European Molecular Biology Laboratory, European Bioinformatics Institute

Jennifer Raff

Department of Anthropology, University of Kansas.

Adam Rutherford

Genetics, Evolution & Environment, University College London

Aylwyn Scally

Department of Genetics, University of Cambridge

What do we need to know in the Life Sciences?

Understanding how life works has been a goal of science since its inception. Many scientists do this for intellectual curiosity – the desire to simply understand and know the natural world around us. Other scientists are driven by the application of knowledge to different areas – applications of human health, agriculture, and the care of the environment.

Life is based ultimately on the chemistry of molecules, but shaped by evolution over billions of years into such staggering feats of organisation that the chemistry of these molecules can have these thoughts, transcribe them and share them with you via the chemistry of your molecules. It is quite remarkable.

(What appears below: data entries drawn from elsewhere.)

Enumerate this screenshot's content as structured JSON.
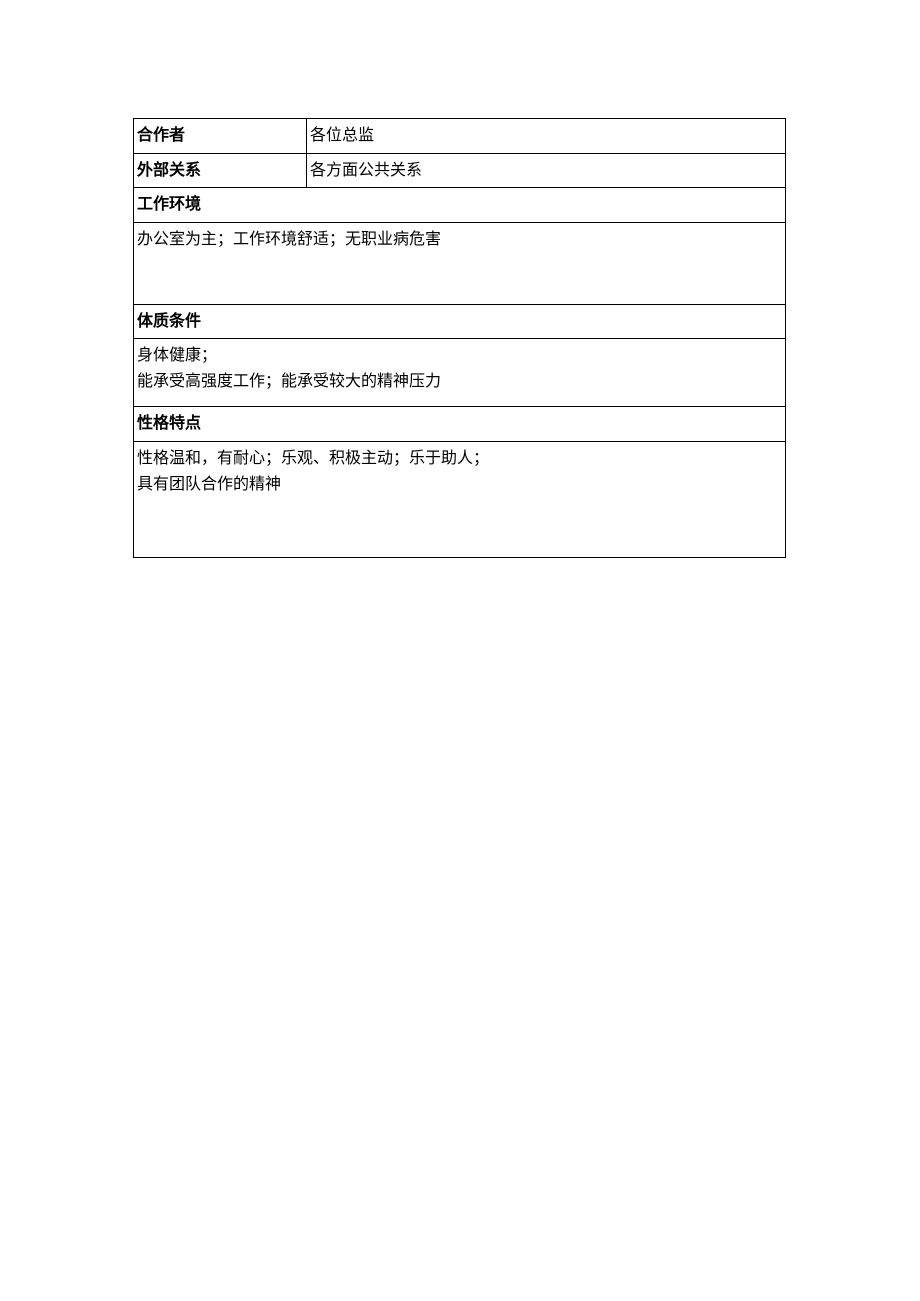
{
  "rows": {
    "collaborator": {
      "label": "合作者",
      "value": "各位总监"
    },
    "external_relations": {
      "label": "外部关系",
      "value": "各方面公共关系"
    },
    "work_environment": {
      "header": "工作环境",
      "content": "办公室为主；工作环境舒适；无职业病危害"
    },
    "physical_conditions": {
      "header": "体质条件",
      "content": "身体健康；\n能承受高强度工作；能承受较大的精神压力"
    },
    "personality": {
      "header": "性格特点",
      "content": "性格温和，有耐心；乐观、积极主动；乐于助人；\n具有团队合作的精神"
    }
  }
}
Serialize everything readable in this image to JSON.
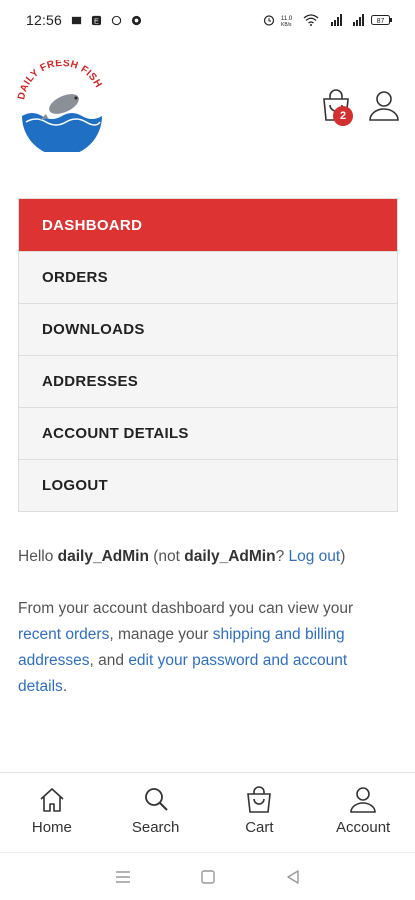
{
  "status_bar": {
    "time": "12:56",
    "network_speed": "11.0\nKB/s",
    "battery": "87"
  },
  "header": {
    "logo_text": "DAILY FRESH FISH",
    "cart_count": "2"
  },
  "account_menu": {
    "items": [
      {
        "label": "DASHBOARD",
        "active": true
      },
      {
        "label": "ORDERS",
        "active": false
      },
      {
        "label": "DOWNLOADS",
        "active": false
      },
      {
        "label": "ADDRESSES",
        "active": false
      },
      {
        "label": "ACCOUNT DETAILS",
        "active": false
      },
      {
        "label": "LOGOUT",
        "active": false
      }
    ]
  },
  "dashboard": {
    "hello": "Hello",
    "username": "daily_AdMin",
    "not_prefix": "(not",
    "not_username": "daily_AdMin",
    "question": "?",
    "logout_link": "Log out",
    "close_paren": ")",
    "intro_text": "From your account dashboard you can view your",
    "recent_orders_link": "recent orders",
    "manage_text": ", manage your",
    "addresses_link": "shipping and billing addresses",
    "and_text": ", and",
    "edit_link": "edit your password and account details",
    "period": "."
  },
  "bottom_nav": {
    "home": "Home",
    "search": "Search",
    "cart": "Cart",
    "account": "Account"
  },
  "colors": {
    "accent": "#dd3333",
    "link": "#2f6fc2",
    "badge": "#d32f2f"
  }
}
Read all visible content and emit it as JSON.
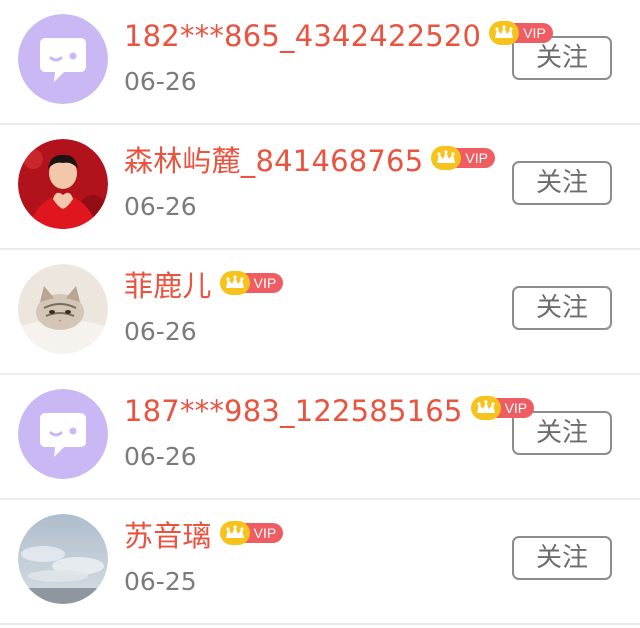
{
  "colors": {
    "username": "#e9533f",
    "date": "#7b7b7b",
    "vip_tag": "#ef5d62",
    "crown": "#f6c21c",
    "default_avatar": "#c9b8f4",
    "button_border": "#8d8d8d",
    "divider": "#ececec"
  },
  "users": [
    {
      "name": "182***865_4342422520",
      "vip": "VIP",
      "date": "06-26",
      "follow": "关注",
      "avatar": "default-chat-bubble-avatar"
    },
    {
      "name": "森林屿麓_841468765",
      "vip": "VIP",
      "date": "06-26",
      "follow": "关注",
      "avatar": "person-red-heart-hands-photo"
    },
    {
      "name": "菲鹿儿",
      "vip": "VIP",
      "date": "06-26",
      "follow": "关注",
      "avatar": "kitten-photo"
    },
    {
      "name": "187***983_122585165",
      "vip": "VIP",
      "date": "06-26",
      "follow": "关注",
      "avatar": "default-chat-bubble-avatar"
    },
    {
      "name": "苏音璃",
      "vip": "VIP",
      "date": "06-25",
      "follow": "关注",
      "avatar": "cloudy-sky-photo"
    }
  ]
}
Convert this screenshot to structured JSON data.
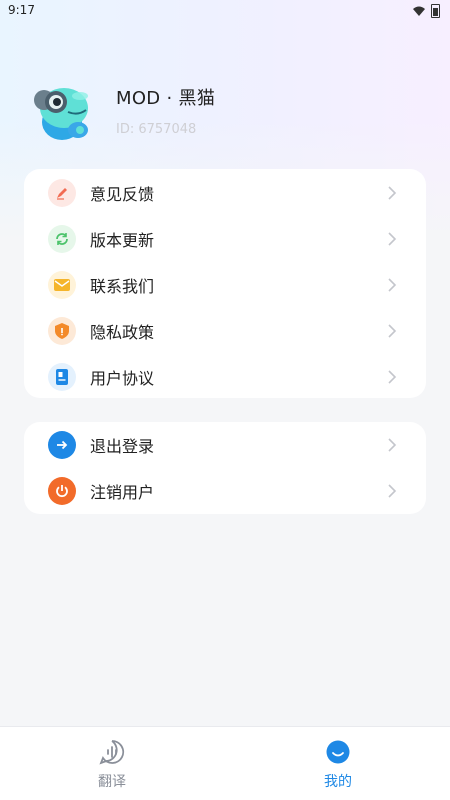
{
  "status_bar": {
    "time": "9:17",
    "icons": [
      "wifi-icon",
      "battery-icon"
    ]
  },
  "profile": {
    "name": "MOD · 黑猫",
    "user_id": "ID: 6757048",
    "avatar": "chameleon-mascot"
  },
  "menu_group_1": [
    {
      "label": "意见反馈",
      "icon": "feedback-icon",
      "icon_color": "#f26b52",
      "icon_bg": "#fde8e4"
    },
    {
      "label": "版本更新",
      "icon": "refresh-icon",
      "icon_color": "#4cc36b",
      "icon_bg": "#e6f7ea"
    },
    {
      "label": "联系我们",
      "icon": "mail-icon",
      "icon_color": "#f5b52b",
      "icon_bg": "#fff3d9"
    },
    {
      "label": "隐私政策",
      "icon": "shield-icon",
      "icon_color": "#f38a2a",
      "icon_bg": "#fde9d7"
    },
    {
      "label": "用户协议",
      "icon": "document-icon",
      "icon_color": "#1e88e5",
      "icon_bg": "#e4f1fd"
    }
  ],
  "menu_group_2": [
    {
      "label": "退出登录",
      "icon": "logout-arrow-icon",
      "icon_color": "#ffffff",
      "icon_bg": "#1e88e5"
    },
    {
      "label": "注销用户",
      "icon": "power-icon",
      "icon_color": "#ffffff",
      "icon_bg": "#f26b2a"
    }
  ],
  "bottom_nav": {
    "items": [
      {
        "label": "翻译",
        "icon": "voice-translate-icon",
        "active": false
      },
      {
        "label": "我的",
        "icon": "profile-face-icon",
        "active": true
      }
    ],
    "active_color": "#1e88e5",
    "inactive_color": "#8a8f99"
  }
}
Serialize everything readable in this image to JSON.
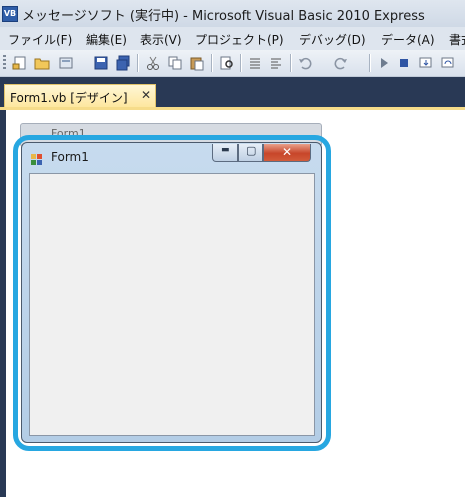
{
  "window": {
    "title": "メッセージソフト (実行中) - Microsoft Visual Basic 2010 Express",
    "icon": "vb-app-icon",
    "icon_text": "VB"
  },
  "menu": {
    "items": [
      {
        "label": "ファイル(F)"
      },
      {
        "label": "編集(E)"
      },
      {
        "label": "表示(V)"
      },
      {
        "label": "プロジェクト(P)"
      },
      {
        "label": "デバッグ(D)"
      },
      {
        "label": "データ(A)"
      },
      {
        "label": "書式"
      }
    ]
  },
  "toolbar": {
    "icons": [
      "new-project-icon",
      "open-file-icon",
      "add-item-icon",
      "save-icon",
      "save-all-icon",
      "cut-icon",
      "copy-icon",
      "paste-icon",
      "find-icon",
      "comment-icon",
      "uncomment-icon",
      "undo-icon",
      "redo-icon",
      "start-debug-icon",
      "stop-debug-icon",
      "step-into-icon",
      "step-over-icon"
    ]
  },
  "tabs": [
    {
      "label": "Form1.vb [デザイン]",
      "close": "✕",
      "active": true
    }
  ],
  "designer": {
    "form_title": "Form1",
    "ghost_title": "Form1",
    "min_glyph": "▬",
    "max_glyph": "▢",
    "close_glyph": "✕"
  },
  "colors": {
    "selection_ring": "#27a7e1",
    "tab_active": "#fde59a",
    "ide_dark": "#293955"
  }
}
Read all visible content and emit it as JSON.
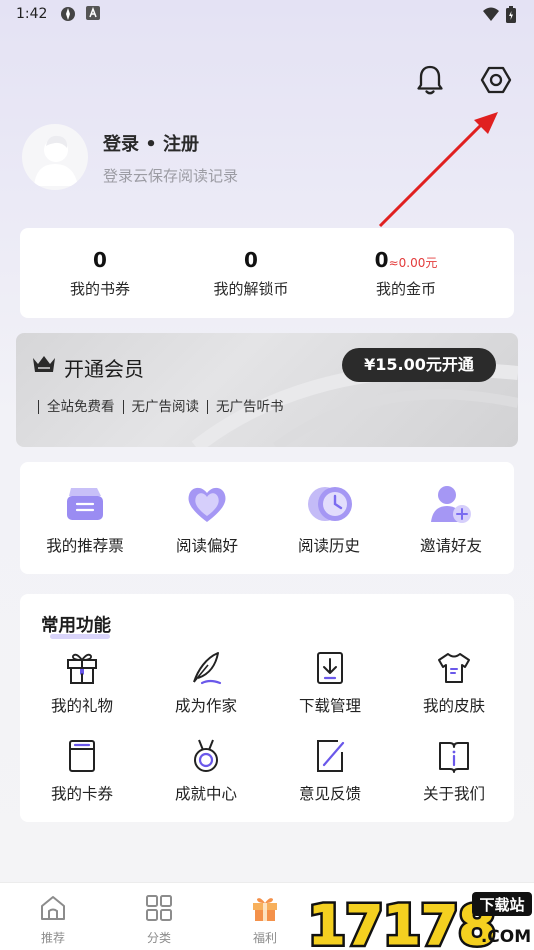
{
  "status_bar": {
    "time": "1:42"
  },
  "profile": {
    "title": "登录 • 注册",
    "subtitle": "登录云保存阅读记录"
  },
  "assets": [
    {
      "num": "0",
      "label": "我的书券",
      "sub": ""
    },
    {
      "num": "0",
      "label": "我的解锁币",
      "sub": ""
    },
    {
      "num": "0",
      "label": "我的金币",
      "sub": "≈0.00元"
    }
  ],
  "vip": {
    "title": "开通会员",
    "button": "¥15.00元开通",
    "benefits": [
      "全站免费看",
      "无广告阅读",
      "无广告听书"
    ]
  },
  "quick_actions": [
    {
      "label": "我的推荐票",
      "icon": "ticket-icon"
    },
    {
      "label": "阅读偏好",
      "icon": "heart-icon"
    },
    {
      "label": "阅读历史",
      "icon": "clock-icon"
    },
    {
      "label": "邀请好友",
      "icon": "invite-friend-icon"
    }
  ],
  "tools": {
    "title": "常用功能",
    "items": [
      {
        "label": "我的礼物",
        "icon": "gift-icon"
      },
      {
        "label": "成为作家",
        "icon": "quill-icon"
      },
      {
        "label": "下载管理",
        "icon": "download-icon"
      },
      {
        "label": "我的皮肤",
        "icon": "tshirt-icon"
      },
      {
        "label": "我的卡券",
        "icon": "card-icon"
      },
      {
        "label": "成就中心",
        "icon": "medal-icon"
      },
      {
        "label": "意见反馈",
        "icon": "feedback-icon"
      },
      {
        "label": "关于我们",
        "icon": "info-book-icon"
      }
    ]
  },
  "bottom_nav": [
    {
      "label": "推荐",
      "icon": "home-icon"
    },
    {
      "label": "分类",
      "icon": "grid-icon"
    },
    {
      "label": "福利",
      "icon": "gift-icon"
    }
  ],
  "watermark": {
    "text": "17178",
    "domain": ".COM",
    "tag": "下载站"
  },
  "colors": {
    "accent": "#7b6cf0",
    "price_red": "#e33b3b",
    "vip_button": "#2b2b2b"
  }
}
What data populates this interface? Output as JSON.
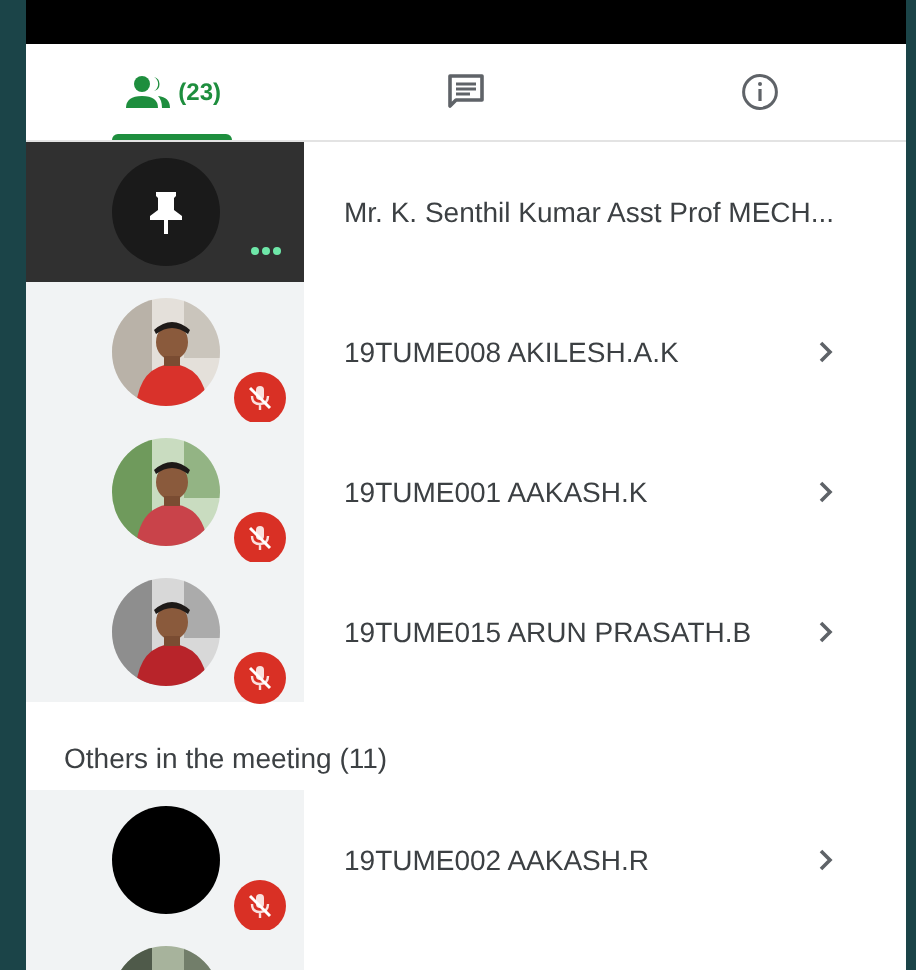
{
  "tabs": [
    {
      "kind": "people",
      "label": "(23)",
      "selected": true
    },
    {
      "kind": "chat",
      "selected": false
    },
    {
      "kind": "info",
      "selected": false
    }
  ],
  "participants": [
    {
      "name": "Mr. K. Senthil Kumar Asst Prof MECH...",
      "kind": "pin",
      "highlighted": true,
      "muted": false
    },
    {
      "name": "19TUME008 AKILESH.A.K",
      "kind": "picture",
      "highlighted": false,
      "muted": true
    },
    {
      "name": "19TUME001 AAKASH.K",
      "kind": "picture",
      "highlighted": false,
      "muted": true
    },
    {
      "name": "19TUME015 ARUN PRASATH.B",
      "kind": "picture",
      "highlighted": false,
      "muted": true
    }
  ],
  "others": {
    "heading": "Others in the meeting (11)",
    "participants": [
      {
        "name": "19TUME002 AAKASH.R",
        "kind": "blank",
        "highlighted": false,
        "muted": true
      },
      {
        "kind": "picture",
        "highlighted": false
      }
    ]
  }
}
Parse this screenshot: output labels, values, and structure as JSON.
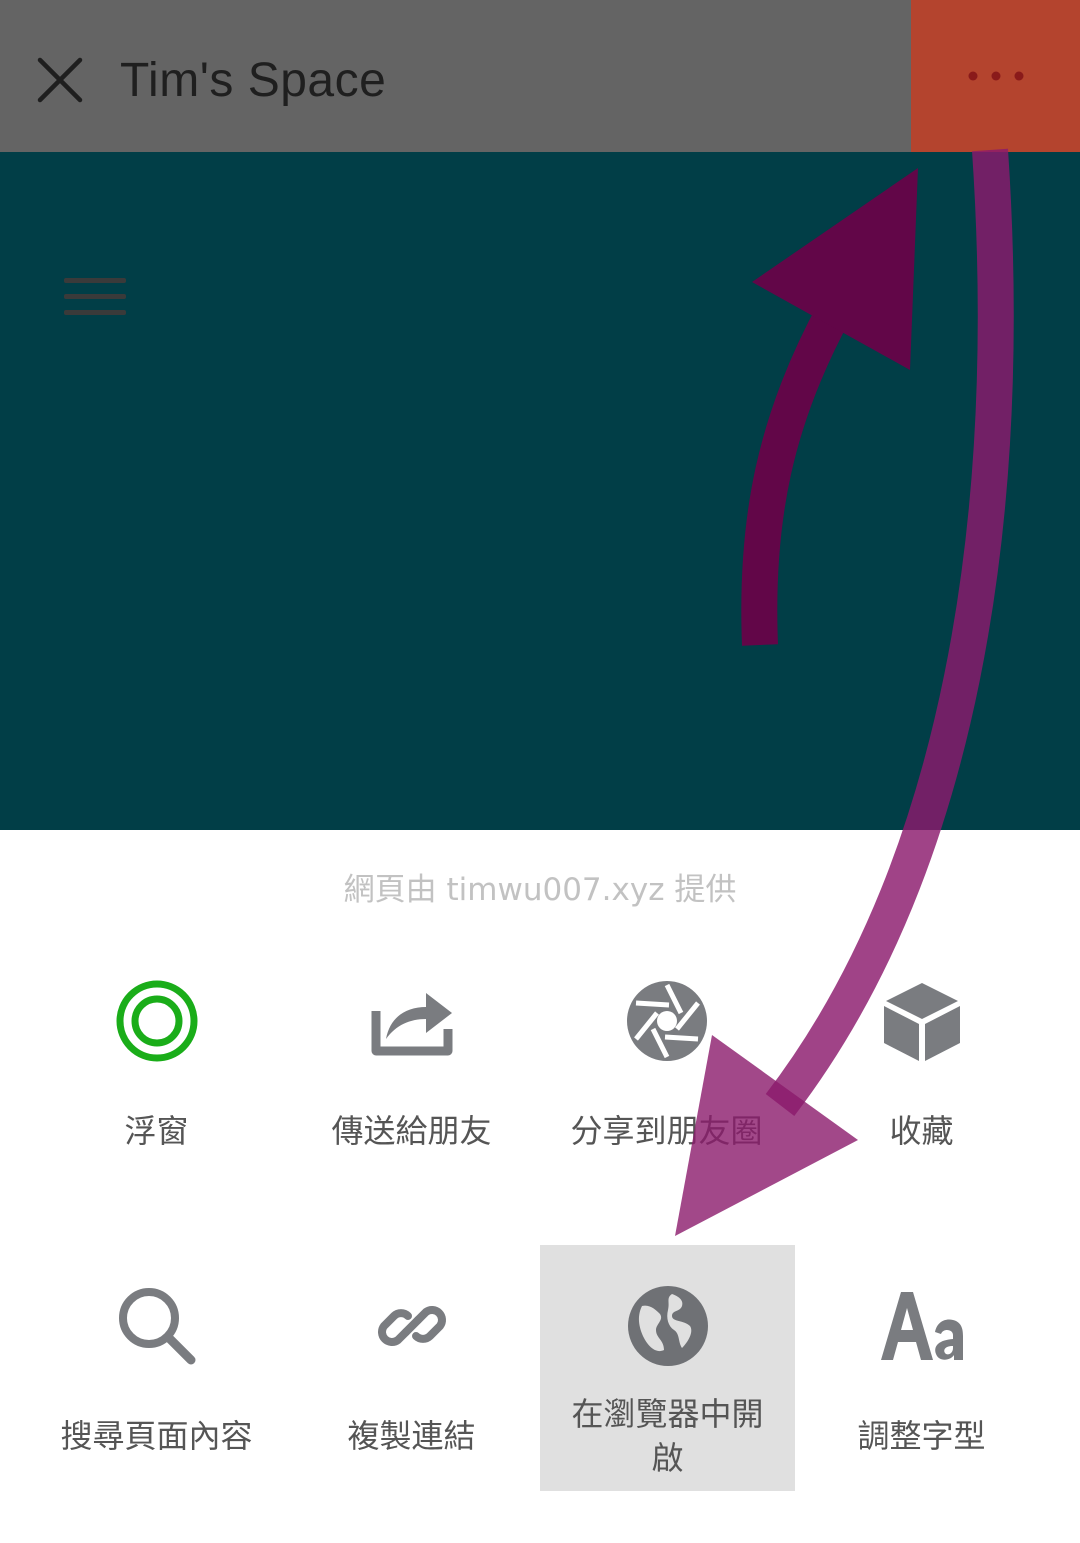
{
  "header": {
    "title": "Tim's Space",
    "close_icon": "close-icon",
    "more_icon": "more-dots-icon"
  },
  "content": {
    "menu_icon": "hamburger-icon",
    "background_color": "#013e47"
  },
  "sheet": {
    "provider_text": "網頁由 timwu007.xyz 提供",
    "items": [
      {
        "label": "浮窗",
        "icon": "floating-window-icon"
      },
      {
        "label": "傳送給朋友",
        "icon": "share-arrow-icon"
      },
      {
        "label": "分享到朋友圈",
        "icon": "moments-shutter-icon"
      },
      {
        "label": "收藏",
        "icon": "favorite-cube-icon"
      },
      {
        "label": "搜尋頁面內容",
        "icon": "search-icon"
      },
      {
        "label": "複製連結",
        "icon": "link-icon"
      },
      {
        "label": "在瀏覽器中開啟",
        "icon": "globe-icon",
        "selected": true
      },
      {
        "label": "調整字型",
        "icon": "font-aa-icon"
      }
    ]
  },
  "colors": {
    "topbar": "#646464",
    "more_highlight": "#b4442e",
    "annotation_arrow": "#8b1a6c",
    "icon_gray": "#7a7c80",
    "icon_green": "#1aad19"
  }
}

Necessity requires us catalog these molecules and chemistry, and conceptualise them into the key parts of these complex systems we call organisms – and so we have genomes, RNAs, proteins, organelles, cells, tissues, organs, physiology and individual organisms. These organisms interact to gain energy, matter, reproduce and live in ecosystems. Although life is “just” chemistry, the organisation of this chemistry is ultimately about the control of information over time – control such that one can reproduce the similar organisms in the future, and furthermore, control in humans and other selected species of ideas which we can transmit between individuals.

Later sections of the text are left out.